Packaging: una delle piaghe moderne per l’ambiente, con i miliardi di scatole, sacchetti, buste, utensili in plastica consumati ogni giorno. Un vero e proprio danno ecologico, considerato come la produzione di scatolame in plastica sia inquinante all’origine e come sia difficile smaltirlo dopo l’uso, nonostante gli sforzi di riciclo. Un destino funesto che, tuttavia, non perdurerà ancora a lungo: in futuro, infatti, i contenitori per cibi saranno commestibili.

È forse colpa del marketing assordante, così di un’eccessiva attenzione all’igiene, se i prodotti alimentari odierni sono racchiusi in strati e strati di plastica, involucri che diventano vere e proprie matriosche senza fine. Basti pensare alla transizione iniziata negli anni ’80 dalla bottiglia di acqua minerale in pulito vetro al ben più inquinante PET, oppure alle varie merendine adagiate su uno strato di cartone, a sua volta inserito in una busta di plastica, a sua volta ancora adagiato in una scatola di cartone più grande richiusa da un ulteriore sacchetto. Uno spreco continuo, dettato dal commercio. Ma grazie al WikiCells Project presto i contenitori saranno commestibili e, fattore non da poco, deliziosi sul palato.

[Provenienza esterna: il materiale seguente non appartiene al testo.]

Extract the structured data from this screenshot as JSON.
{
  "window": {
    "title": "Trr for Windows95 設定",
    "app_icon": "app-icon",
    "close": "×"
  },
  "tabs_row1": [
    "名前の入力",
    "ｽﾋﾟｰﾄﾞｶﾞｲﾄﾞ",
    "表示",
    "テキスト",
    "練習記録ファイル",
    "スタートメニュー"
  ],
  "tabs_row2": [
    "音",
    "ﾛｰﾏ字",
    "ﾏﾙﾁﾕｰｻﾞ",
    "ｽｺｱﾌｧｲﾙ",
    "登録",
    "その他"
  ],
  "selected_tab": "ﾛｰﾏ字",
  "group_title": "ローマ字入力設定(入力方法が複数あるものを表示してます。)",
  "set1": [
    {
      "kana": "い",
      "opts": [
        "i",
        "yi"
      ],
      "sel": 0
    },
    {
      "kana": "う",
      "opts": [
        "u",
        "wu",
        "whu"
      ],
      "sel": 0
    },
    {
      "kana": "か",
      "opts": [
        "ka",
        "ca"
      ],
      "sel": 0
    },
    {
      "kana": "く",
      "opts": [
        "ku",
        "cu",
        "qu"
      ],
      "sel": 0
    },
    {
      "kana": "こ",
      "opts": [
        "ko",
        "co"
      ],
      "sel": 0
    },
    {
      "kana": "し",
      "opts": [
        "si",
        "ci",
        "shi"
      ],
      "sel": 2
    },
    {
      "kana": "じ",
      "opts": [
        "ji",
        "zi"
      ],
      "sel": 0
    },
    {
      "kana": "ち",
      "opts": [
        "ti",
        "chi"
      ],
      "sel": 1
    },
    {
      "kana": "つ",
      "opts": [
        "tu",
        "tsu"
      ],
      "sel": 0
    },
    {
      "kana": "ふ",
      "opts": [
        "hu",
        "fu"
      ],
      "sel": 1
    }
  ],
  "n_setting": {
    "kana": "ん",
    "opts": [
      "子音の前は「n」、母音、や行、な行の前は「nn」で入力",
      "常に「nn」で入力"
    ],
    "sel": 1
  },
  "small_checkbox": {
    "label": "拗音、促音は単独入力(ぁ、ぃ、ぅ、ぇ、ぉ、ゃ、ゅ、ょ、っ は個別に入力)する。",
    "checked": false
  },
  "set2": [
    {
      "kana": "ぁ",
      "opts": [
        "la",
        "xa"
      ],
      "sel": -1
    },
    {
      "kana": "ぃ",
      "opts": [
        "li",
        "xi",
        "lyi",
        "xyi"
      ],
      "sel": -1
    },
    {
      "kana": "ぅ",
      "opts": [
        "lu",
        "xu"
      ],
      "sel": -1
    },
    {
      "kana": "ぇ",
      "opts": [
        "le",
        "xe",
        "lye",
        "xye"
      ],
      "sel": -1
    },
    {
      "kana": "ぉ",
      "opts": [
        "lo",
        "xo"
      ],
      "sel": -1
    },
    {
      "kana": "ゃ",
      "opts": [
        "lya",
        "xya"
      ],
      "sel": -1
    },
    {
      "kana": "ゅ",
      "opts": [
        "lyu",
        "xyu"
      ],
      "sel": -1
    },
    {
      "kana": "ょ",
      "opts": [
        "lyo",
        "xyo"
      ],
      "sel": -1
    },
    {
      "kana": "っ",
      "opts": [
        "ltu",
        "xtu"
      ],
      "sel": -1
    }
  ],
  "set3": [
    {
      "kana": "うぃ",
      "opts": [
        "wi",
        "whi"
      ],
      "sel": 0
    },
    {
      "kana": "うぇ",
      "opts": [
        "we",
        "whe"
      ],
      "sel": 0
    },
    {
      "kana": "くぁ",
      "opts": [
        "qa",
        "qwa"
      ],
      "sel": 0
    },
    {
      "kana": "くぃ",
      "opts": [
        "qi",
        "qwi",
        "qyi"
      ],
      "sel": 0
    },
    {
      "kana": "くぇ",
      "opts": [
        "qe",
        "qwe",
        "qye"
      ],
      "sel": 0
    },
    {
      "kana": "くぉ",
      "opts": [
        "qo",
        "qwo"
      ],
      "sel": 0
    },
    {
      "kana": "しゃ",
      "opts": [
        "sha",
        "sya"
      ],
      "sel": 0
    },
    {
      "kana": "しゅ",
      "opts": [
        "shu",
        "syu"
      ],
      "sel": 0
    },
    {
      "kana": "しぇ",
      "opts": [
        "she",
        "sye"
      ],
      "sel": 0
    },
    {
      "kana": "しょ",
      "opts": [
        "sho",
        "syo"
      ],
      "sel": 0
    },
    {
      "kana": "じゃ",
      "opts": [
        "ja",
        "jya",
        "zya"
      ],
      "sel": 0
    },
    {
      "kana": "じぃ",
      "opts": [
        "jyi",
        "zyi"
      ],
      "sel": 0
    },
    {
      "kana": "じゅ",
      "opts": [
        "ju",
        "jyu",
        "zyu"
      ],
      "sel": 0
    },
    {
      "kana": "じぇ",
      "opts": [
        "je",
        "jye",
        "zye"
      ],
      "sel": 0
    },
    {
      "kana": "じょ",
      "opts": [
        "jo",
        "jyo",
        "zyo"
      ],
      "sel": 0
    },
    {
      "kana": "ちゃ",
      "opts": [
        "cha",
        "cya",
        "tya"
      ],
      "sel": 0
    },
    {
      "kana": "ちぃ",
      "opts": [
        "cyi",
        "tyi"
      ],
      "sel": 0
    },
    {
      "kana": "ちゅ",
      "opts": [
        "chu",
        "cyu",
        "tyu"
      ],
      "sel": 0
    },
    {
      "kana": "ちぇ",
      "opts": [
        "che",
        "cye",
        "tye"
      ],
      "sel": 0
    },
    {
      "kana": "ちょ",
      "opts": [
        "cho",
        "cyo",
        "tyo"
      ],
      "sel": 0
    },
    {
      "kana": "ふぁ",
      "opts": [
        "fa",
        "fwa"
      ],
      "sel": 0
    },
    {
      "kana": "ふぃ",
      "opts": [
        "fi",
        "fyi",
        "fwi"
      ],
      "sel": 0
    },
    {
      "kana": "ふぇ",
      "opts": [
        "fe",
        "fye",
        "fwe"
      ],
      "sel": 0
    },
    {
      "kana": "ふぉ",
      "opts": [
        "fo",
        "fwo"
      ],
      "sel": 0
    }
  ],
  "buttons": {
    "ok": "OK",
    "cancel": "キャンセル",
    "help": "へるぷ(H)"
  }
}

L’idea è venuta qualche anno fa al designer francese François Azambourg, il quale ha pensato bene di realizzare delle bottiglie che fossero completamente commestibili e, non ultimo, che non si dissolvessero al contatto con i liquidi. La teoria sembra complicata, ma l’applicazione pratica apparirebbe indolore e scevra da costi di produzione astronomici:

«La nozione delle WikiCell deriva dall’inglobare un liquido, schiuma o qualsiasi altra cosa in una membrana morbida sostenuta da particelle di cibo fra di loro interconnesse da cariche elettrostatiche e da una piccola quantità di un polimero naturale. […] Si immagini uno yogurt racchiuso in una membrana alla frutta. Avremo un prodotto che assomiglierà in consistenza a una mozzarella, ma una volta tagliato rivelerà al suo interno il normale yogurt.»

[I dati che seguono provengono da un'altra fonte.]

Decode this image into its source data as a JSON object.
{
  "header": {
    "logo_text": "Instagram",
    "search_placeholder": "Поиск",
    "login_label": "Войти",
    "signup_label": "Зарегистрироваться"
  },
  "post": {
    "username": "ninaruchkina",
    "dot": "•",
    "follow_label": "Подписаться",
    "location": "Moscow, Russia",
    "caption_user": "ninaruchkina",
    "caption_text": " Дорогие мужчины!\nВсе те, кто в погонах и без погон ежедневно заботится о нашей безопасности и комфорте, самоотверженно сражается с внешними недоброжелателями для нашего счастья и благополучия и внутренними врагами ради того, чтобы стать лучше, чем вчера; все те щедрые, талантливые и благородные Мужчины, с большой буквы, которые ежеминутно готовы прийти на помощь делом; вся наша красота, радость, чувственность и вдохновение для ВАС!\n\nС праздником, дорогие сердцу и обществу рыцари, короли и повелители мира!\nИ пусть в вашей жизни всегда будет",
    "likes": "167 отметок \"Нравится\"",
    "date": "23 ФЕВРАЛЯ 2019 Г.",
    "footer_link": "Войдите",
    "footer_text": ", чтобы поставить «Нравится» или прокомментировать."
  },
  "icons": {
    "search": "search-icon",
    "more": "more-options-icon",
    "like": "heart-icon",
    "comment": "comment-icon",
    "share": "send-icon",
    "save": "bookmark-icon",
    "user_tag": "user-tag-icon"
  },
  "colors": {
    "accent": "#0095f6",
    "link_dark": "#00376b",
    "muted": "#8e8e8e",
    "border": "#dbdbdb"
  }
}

Il progetto sarebbe tutt’altro che fantascientifico, considerato come alcuni prodotti siano già disponibili al Lab Store di Parigi, il quartier generale di Azambourg. Qui i coraggiosi curiosi possono assaggiare alcune delle pietanze e, a quanto pare, i contenitori naturali sarebbero gradevolmente saporiti. Prima di arrivare definitivamente sul mercato, però, il team di WikiCell dovrà concentrarsi sulla stabilità della soluzione, in modo che non vi siano danni per i cibi o che la membrana si dissolva in caso di temperature troppo alte o troppo basse, umidità e altri agenti atmosferici. Nel frattempo ci si può affidare a quelle aziende, quelle biologiche in particolare, che han deciso di ridurre all’essenziale il packaging per i loro prodotti alimentari.